25 columns, at 4 bytes per column, that's 100 bytes. I'm not sure how much overhead, but hopefully not much. 100 bytes at 2000 rows = 200,000 bytes. Across 32KB pages, that's 7 pages, allowing for 10% overhead. I assume that it's 40 Gb/sec IB, how many microseconds would that take to transfer? As for the join, i guess if there is more details about the schema (i think there's a link to it buried somewhere), simple joins should be pretty quick. I agree that a poorly implemented optimizer producing a bad plan could result in a nested-loop join wasting a lot of cycles, what this article tells me is that this database is pretty much on par with a quality RDBMS from years ago, and nowhere near as fast as NoSQL databases of today.

70x (5, Funny)

slasho81 (455509) | more than 2 years ago | (#39064835)

Developers: We've got some really good ideas for increasing performance of complex queries by...
Marketing: How much in the best conceivable case?
Developers: Oh, I dunno, maybe 70x.
Marketing: 70x? Is that good?
Developers: Yeah, I suppose, but the cool stuff is...
Marketing: Wow! 70x! That's a really big number!
Developers: Actually, please don't quote me on that. They'll make fun of me on Slashdot if you do. Promise me.
Marketing: We promise.
Developers: Thanks. Now, let me show you where the good stuff is...
Marketing (on phone): Larry? It's me. How big can you print me up a poster that says "70x"?

Re:70x (0)

Anonymous Coward | more than 2 years ago | (#39065749)

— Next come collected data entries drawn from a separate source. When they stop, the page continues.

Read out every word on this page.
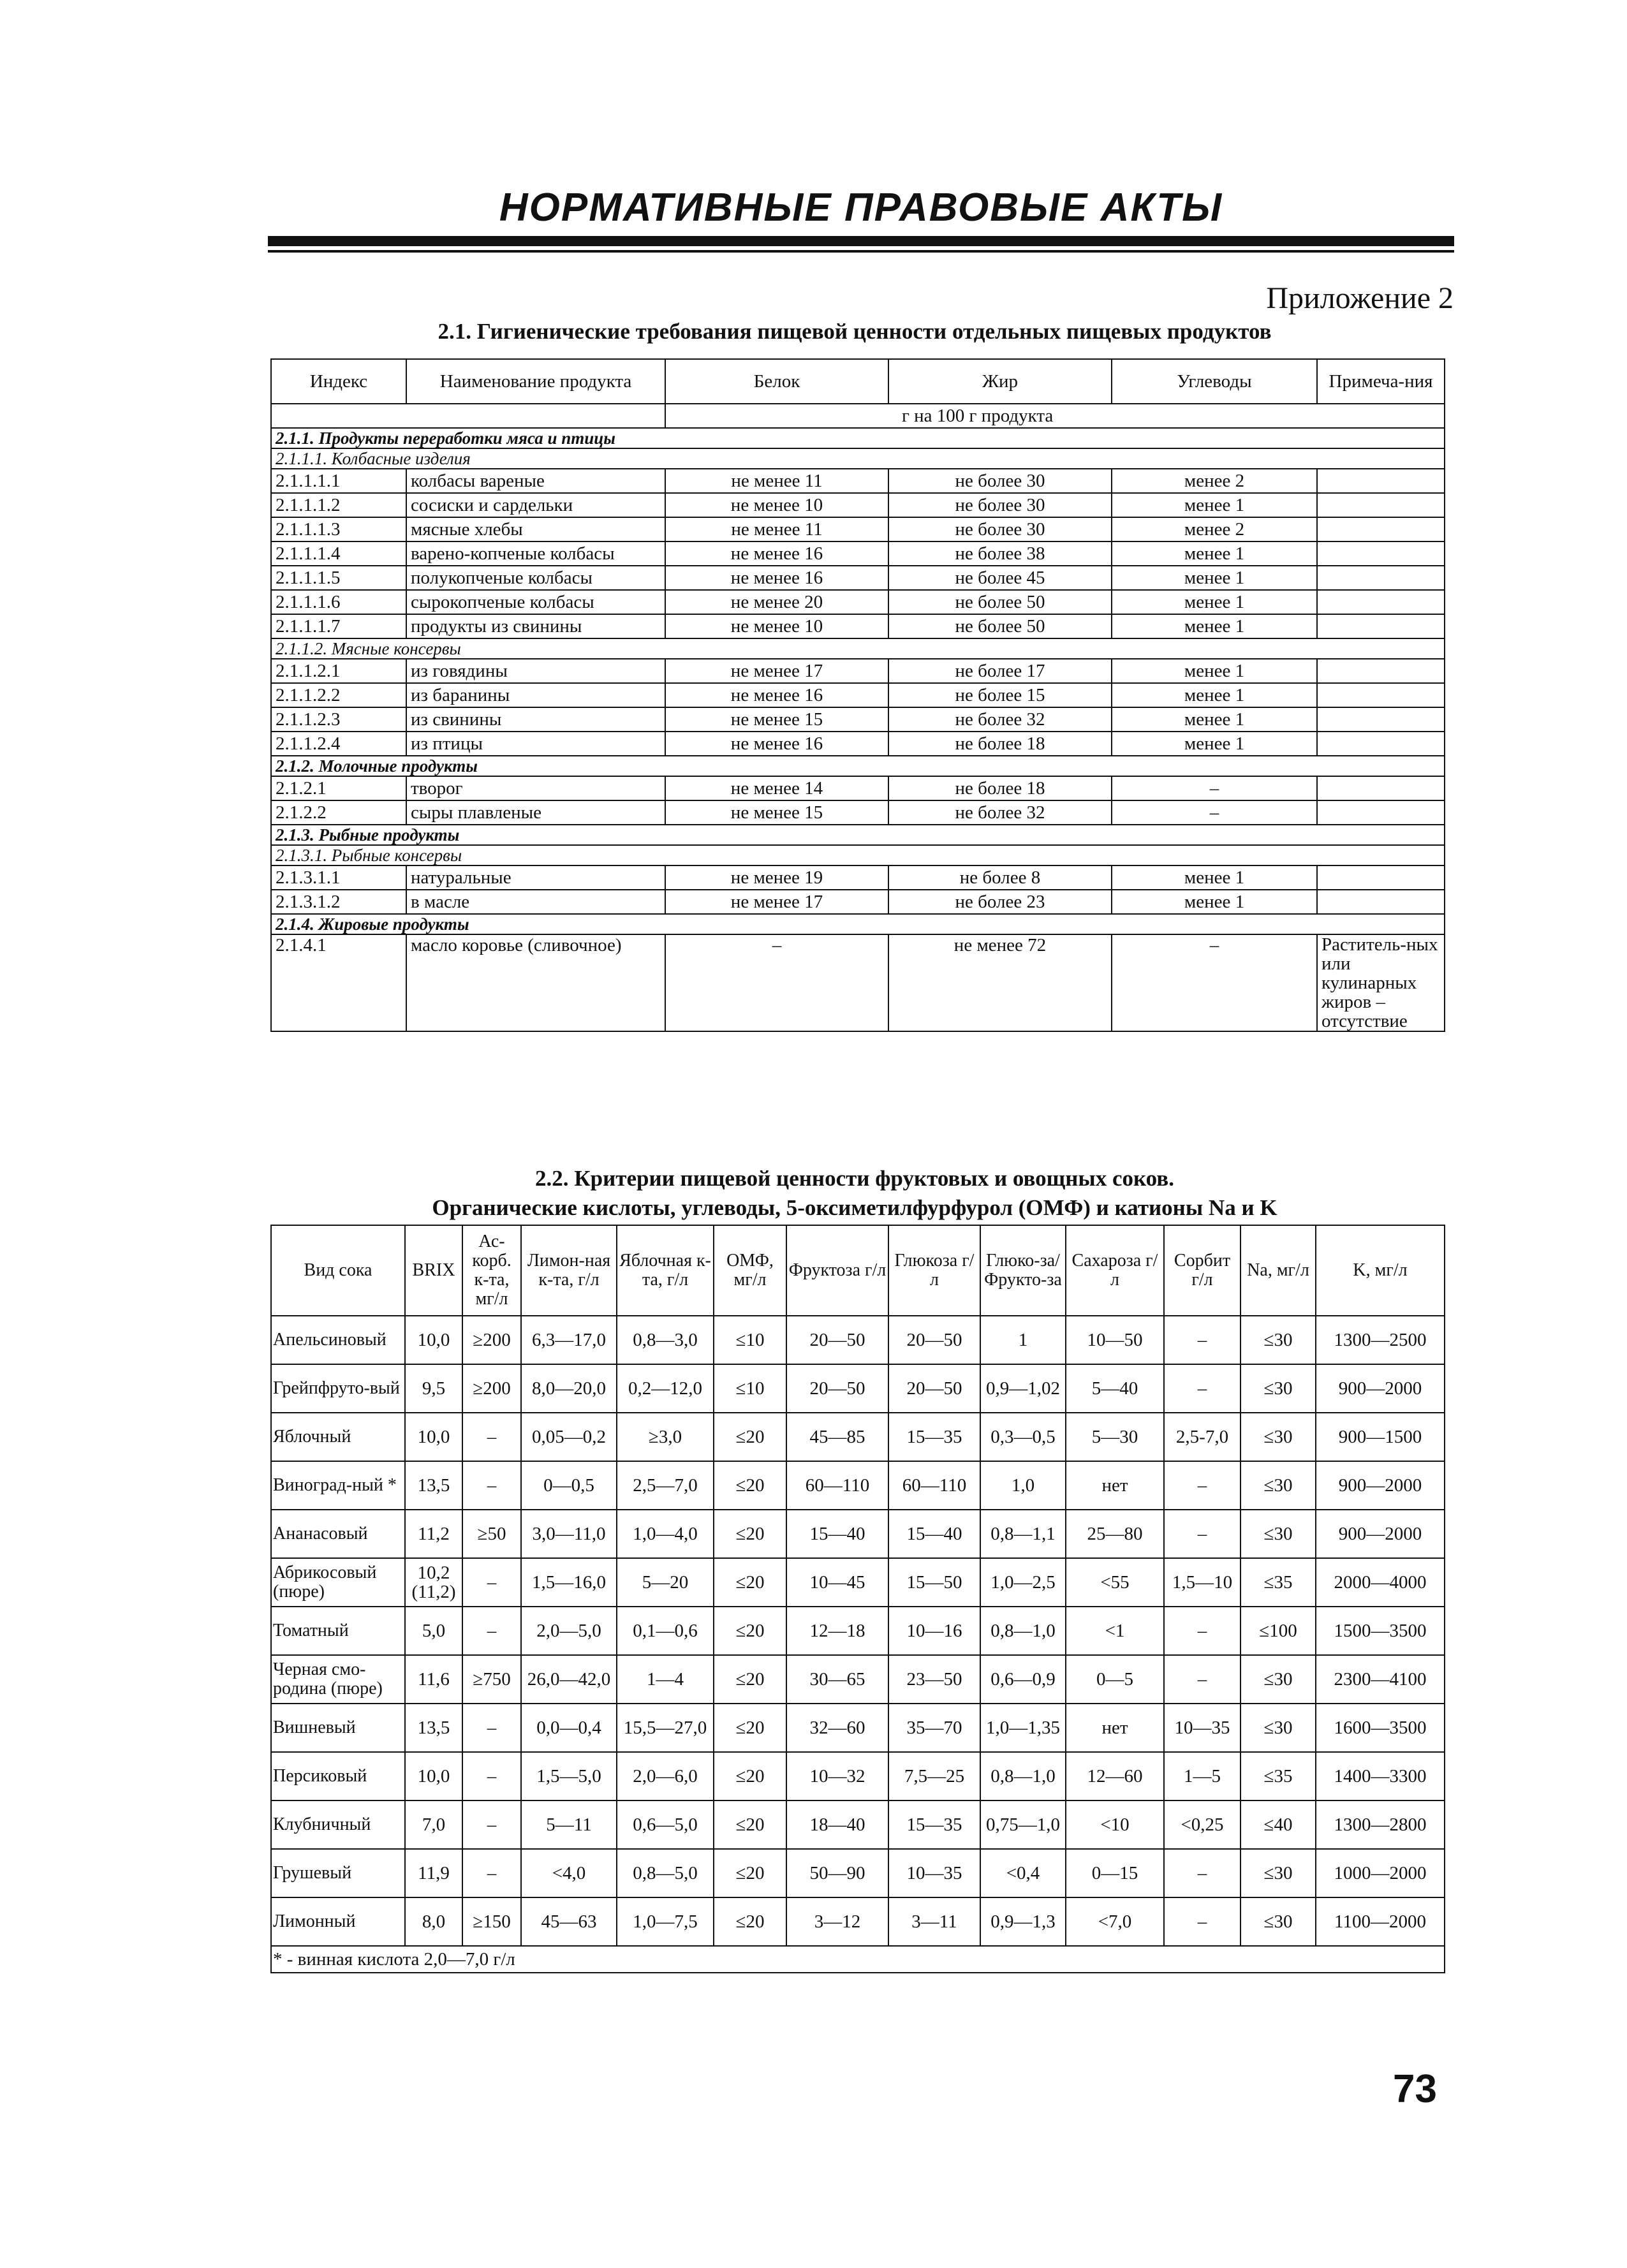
НОРМАТИВНЫЕ ПРАВОВЫЕ АКТЫ
Приложение 2
2.1. Гигиенические требования пищевой ценности отдельных пищевых продуктов
Индекс	Наименование продукта	Белок	Жир	Углеводы	Примеча-ния
		г на 100 г продукта			
2.1.1. Продукты переработки мяса и птицы					
2.1.1.1. Колбасные изделия					
2.1.1.1.1	колбасы вареные	не менее 11	не более 30	менее 2	
2.1.1.1.2	сосиски и сардельки	не менее 10	не более 30	менее 1	
2.1.1.1.3	мясные хлебы	не менее 11	не более 30	менее 2	
2.1.1.1.4	варено-копченые колбасы	не менее 16	не более 38	менее 1	
2.1.1.1.5	полукопченые колбасы	не менее 16	не более 45	менее 1	
2.1.1.1.6	сырокопченые колбасы	не менее 20	не более 50	менее 1	
2.1.1.1.7	продукты из свинины	не менее 10	не более 50	менее 1	
2.1.1.2. Мясные консервы					
2.1.1.2.1	из говядины	не менее 17	не более 17	менее 1	
2.1.1.2.2	из баранины	не менее 16	не более 15	менее 1	
2.1.1.2.3	из свинины	не менее 15	не более 32	менее 1	
2.1.1.2.4	из птицы	не менее 16	не более 18	менее 1	
2.1.2. Молочные продукты					
2.1.2.1	творог	не менее 14	не более 18	–	
2.1.2.2	сыры плавленые	не менее 15	не более 32	–	
2.1.3. Рыбные продукты					
2.1.3.1. Рыбные консервы					
2.1.3.1.1	натуральные	не менее 19	не более 8	менее 1	
2.1.3.1.2	в масле	не менее 17	не более 23	менее 1	
2.1.4. Жировые продукты					
2.1.4.1	масло коровье (сливочное)	–	не менее 72	–	Раститель-ных или кулинарных жиров – отсутствие
2.2. Критерии пищевой ценности фруктовых и овощных соков.
Органические кислоты, углеводы, 5-оксиметилфурфурол (ОМФ) и катионы Na и K
Вид сока	BRIX	Ас-корб. к-та, мг/л	Лимон-ная к-та, г/л	Яблочная к-та, г/л	ОМФ, мг/л	Фруктоза г/л	Глюкоза г/л	Глюко-за/ Фрукто-за	Сахароза г/л	Сорбит г/л	Na, мг/л	K, мг/л
Апельсиновый	10,0	≥200	6,3—17,0	0,8—3,0	≤10	20—50	20—50	1	10—50	–	≤30	1300—2500
Грейпфруто-вый	9,5	≥200	8,0—20,0	0,2—12,0	≤10	20—50	20—50	0,9—1,02	5—40	–	≤30	900—2000
Яблочный	10,0	–	0,05—0,2	≥3,0	≤20	45—85	15—35	0,3—0,5	5—30	2,5-7,0	≤30	900—1500
Виноград-ный *	13,5	–	0—0,5	2,5—7,0	≤20	60—110	60—110	1,0	нет	–	≤30	900—2000
Ананасовый	11,2	≥50	3,0—11,0	1,0—4,0	≤20	15—40	15—40	0,8—1,1	25—80	–	≤30	900—2000
Абрикосовый (пюре)	10,2 (11,2)	–	1,5—16,0	5—20	≤20	10—45	15—50	1,0—2,5	<55	1,5—10	≤35	2000—4000
Томатный	5,0	–	2,0—5,0	0,1—0,6	≤20	12—18	10—16	0,8—1,0	<1	–	≤100	1500—3500
Черная смо-родина (пюре)	11,6	≥750	26,0—42,0	1—4	≤20	30—65	23—50	0,6—0,9	0—5	–	≤30	2300—4100
Вишневый	13,5	–	0,0—0,4	15,5—27,0	≤20	32—60	35—70	1,0—1,35	нет	10—35	≤30	1600—3500
Персиковый	10,0	–	1,5—5,0	2,0—6,0	≤20	10—32	7,5—25	0,8—1,0	12—60	1—5	≤35	1400—3300
Клубничный	7,0	–	5—11	0,6—5,0	≤20	18—40	15—35	0,75—1,0	<10	<0,25	≤40	1300—2800
Грушевый	11,9	–	<4,0	0,8—5,0	≤20	50—90	10—35	<0,4	0—15	–	≤30	1000—2000
Лимонный	8,0	≥150	45—63	1,0—7,5	≤20	3—12	3—11	0,9—1,3	<7,0	–	≤30	1100—2000
* - винная кислота 2,0—7,0 г/л												
73
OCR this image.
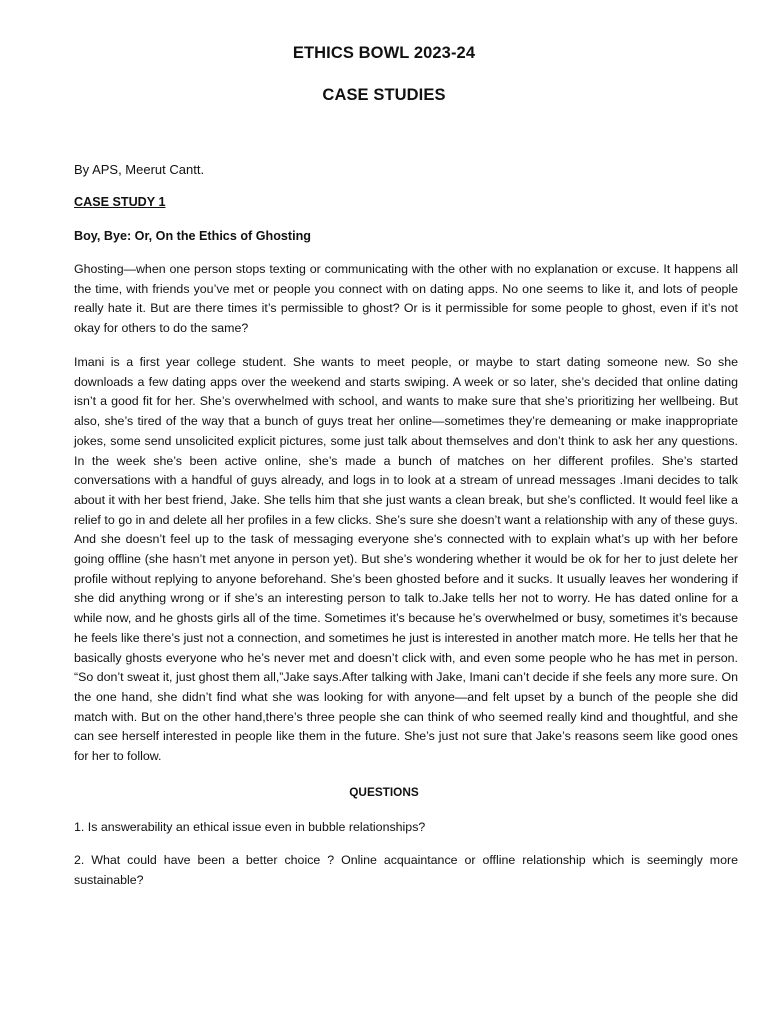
ETHICS BOWL 2023-24
CASE STUDIES
By APS, Meerut Cantt.
CASE STUDY 1
Boy, Bye: Or, On the Ethics of Ghosting
Ghosting—when one person stops texting or communicating with the other with no explanation or excuse. It happens all the time, with friends you’ve met or people you connect with on dating apps. No one seems to like it, and lots of people really hate it. But are there times it’s permissible to ghost? Or is it permissible for some people to ghost, even if it’s not okay for others to do the same?
Imani is a first year college student. She wants to meet people, or maybe to start dating someone new. So she downloads a few dating apps over the weekend and starts swiping. A week or so later, she’s decided that online dating isn’t a good fit for her. She’s overwhelmed with school, and wants to make sure that she’s prioritizing her wellbeing. But also, she’s tired of the way that a bunch of guys treat her online—sometimes they’re demeaning or make inappropriate jokes, some send unsolicited explicit pictures, some just talk about themselves and don’t think to ask her any questions. In the week she’s been active online, she’s made a bunch of matches on her different profiles. She’s started conversations with a handful of guys already, and logs in to look at a stream of unread messages .Imani decides to talk about it with her best friend, Jake. She tells him that she just wants a clean break, but she’s conflicted. It would feel like a relief to go in and delete all her profiles in a few clicks. She’s sure she doesn’t want a relationship with any of these guys. And she doesn’t feel up to the task of messaging everyone she’s connected with to explain what’s up with her before going offline (she hasn’t met anyone in person yet). But she’s wondering whether it would be ok for her to just delete her profile without replying to anyone beforehand. She’s been ghosted before and it sucks. It usually leaves her wondering if she did anything wrong or if she’s an interesting person to talk to.Jake tells her not to worry. He has dated online for a while now, and he ghosts girls all of the time. Sometimes it’s because he’s overwhelmed or busy, sometimes it’s because he feels like there’s just not a connection, and sometimes he just is interested in another match more. He tells her that he basically ghosts everyone who he’s never met and doesn’t click with, and even some people who he has met in person. “So don’t sweat it, just ghost them all,”Jake says.After talking with Jake, Imani can’t decide if she feels any more sure. On the one hand, she didn’t find what she was looking for with anyone—and felt upset by a bunch of the people she did match with. But on the other hand,there’s three people she can think of who seemed really kind and thoughtful, and she can see herself interested in people like them in the future. She’s just not sure that Jake’s reasons seem like good ones for her to follow.
QUESTIONS
1. Is answerability an ethical issue even in bubble relationships?
2. What could have been a better choice ? Online acquaintance or offline relationship which is seemingly more sustainable?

So Larry Ellison now works in the poster-printing department at Oracle?

Re:70x (1)

slasho81 (455509) | more than 2 years ago | (#39065945)

Larry is just a random sleazeball from Marketing. I didn't think of Ellison.

Re:70x (0)

Anonymous Coward | more than 2 years ago | (#39066103)

Larry is just a random sleazeball.

ftfy

Re:70x (1)

TrueSpeed (576528) | more than 2 years ago | (#39066831)

Larry is a sleazeball.

FTFY

Re:70x (1)

socceroos (1374367) | more than 2 years ago | (#39069565)

[quote]Larry is sleazeball[/quote]
ftfy

Re:70x (0)

Anonymous Coward | more than 2 years ago | (#39066845)

So Larry Ellison now works in the poster-printing department at Oracle?

Larry does indeed design a lot of the ads you see like the ones trashing HP. The really funny ones never make it outside Oracle HQ so be on the lookout if you ever get to visit.

In the fine print... (1)

TrueSpeed (576528) | more than 2 years ago | (#39066819)

*Performance will vary and best results are only possible with an Oracle service contract.

Orcle Linux Unbreakable (0)

Anonymous Coward | more than 2 years ago | (#39066935)

Where did I hear this before "Oracle Linux Unbreakable"? Hmm... Probably coming from the same mouth.

TPC-H (1)

Skinkie (815924) | more than 2 years ago | (#39067629)

So if Oracle is so happy with MySQL. Give us a TPC-H [tpc.org] benchmark. Scalefactor: 100.